Can I ask you ladies where you had your successful IVF treatments at?

Congratulatons to all who had success btw.
Anonymous
Went to several diff clinics then had success at Shady Grove...they may not be as warm and fuzzy, but their results are good...
Anonymous
My 1st IVF (age 37.5) was a success at Shady Grove and I am doing my 2nd in Feb. Good Luck everyone!
Anonymous
Shady Grove as well.
Pregnant at 32 and hoping to be again at 34.
Anonymous
Dominion Fertility here.
Anonymous
Good luck and baby dust to all.
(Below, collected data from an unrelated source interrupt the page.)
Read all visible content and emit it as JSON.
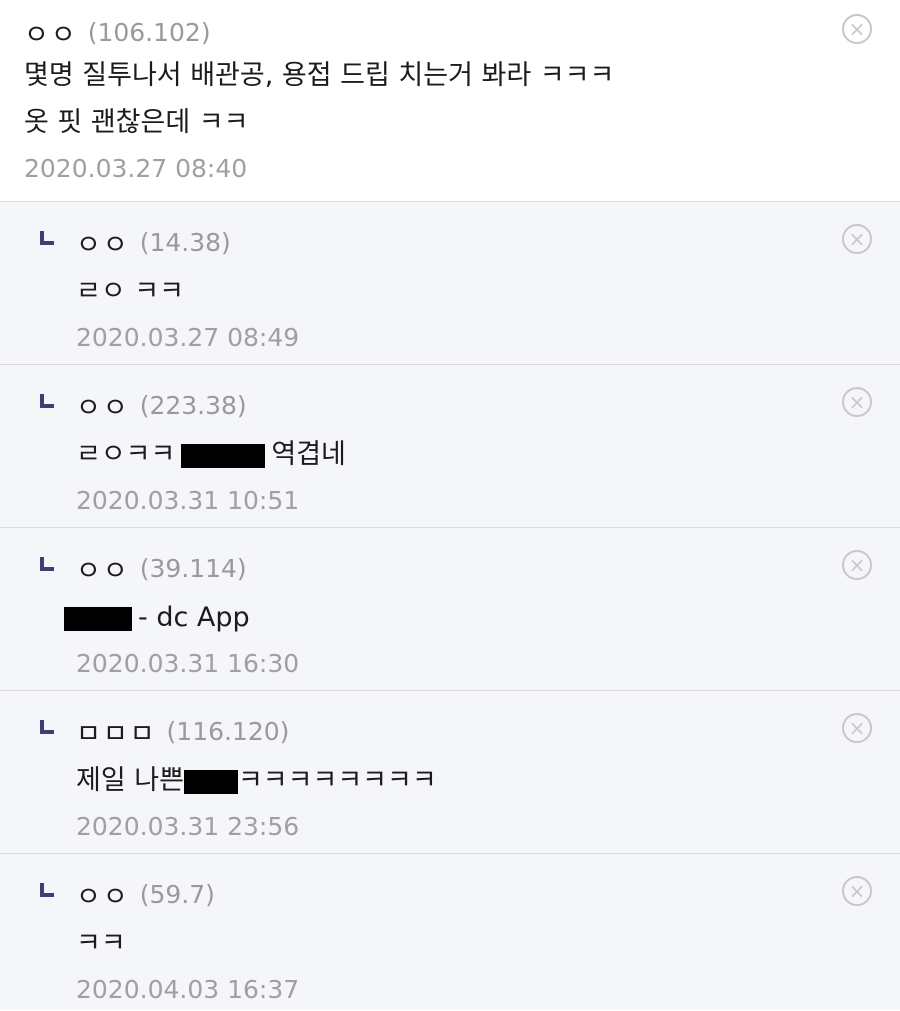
{
  "comments": [
    {
      "nick": "ㅇㅇ",
      "ip": "(106.102)",
      "text": "몇명 질투나서 배관공, 용접 드립 치는거 봐라 ㅋㅋㅋ",
      "text2": "옷 핏 괜찮은데 ㅋㅋ",
      "date": "2020.03.27 08:40"
    },
    {
      "nick": "ㅇㅇ",
      "ip": "(14.38)",
      "text": "ㄹㅇ ㅋㅋ",
      "date": "2020.03.27 08:49"
    },
    {
      "nick": "ㅇㅇ",
      "ip": "(223.38)",
      "text_before": "ㄹㅇㅋㅋ",
      "text_after": "역겹네",
      "date": "2020.03.31 10:51"
    },
    {
      "nick": "ㅇㅇ",
      "ip": "(39.114)",
      "text_after": "- dc App",
      "date": "2020.03.31 16:30"
    },
    {
      "nick": "ㅁㅁㅁ",
      "ip": "(116.120)",
      "text_before": "제일 나쁜",
      "text_after": "ㅋㅋㅋㅋㅋㅋㅋㅋ",
      "date": "2020.03.31 23:56"
    },
    {
      "nick": "ㅇㅇ",
      "ip": "(59.7)",
      "text": "ㅋㅋ",
      "date": "2020.04.03 16:37"
    }
  ],
  "delete_glyph": "×"
}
Please look at the cdc site the the OP suggested.....it's helping me realize that i need another clinic
Anonymous
May I ask which doctor you saw if you went to Shady Grove?

I'm at SG right now also.
Anonymous
SG success here (1 egg)- Dr. Greenhouse.. recommended by my OB too and washingtonian top doctors..
Anonymous
Just a note that the statistics don't always tell the whole story, as there are many clinics who won't accept patients who might "drag down" their stats. If yours is a pretty straightforward case (and you're young), then you're probably fine. But if you have any unusual issues, you need to be a little more careful.
Anonymous
SG isn't like this (at least not my experience)- I had borderline FSH, 1st baby was IUI, 4 m/c.. when i went there i had 2 failed iuis and had 2 more before going to ivf (at age 40) - my first ivf was canceled (a fluke reaction from my body) and i got some breaks with the 2nd ivf (and final try- $$$, emotional etc.) - I was a poor responder and low egg producer (at most 3).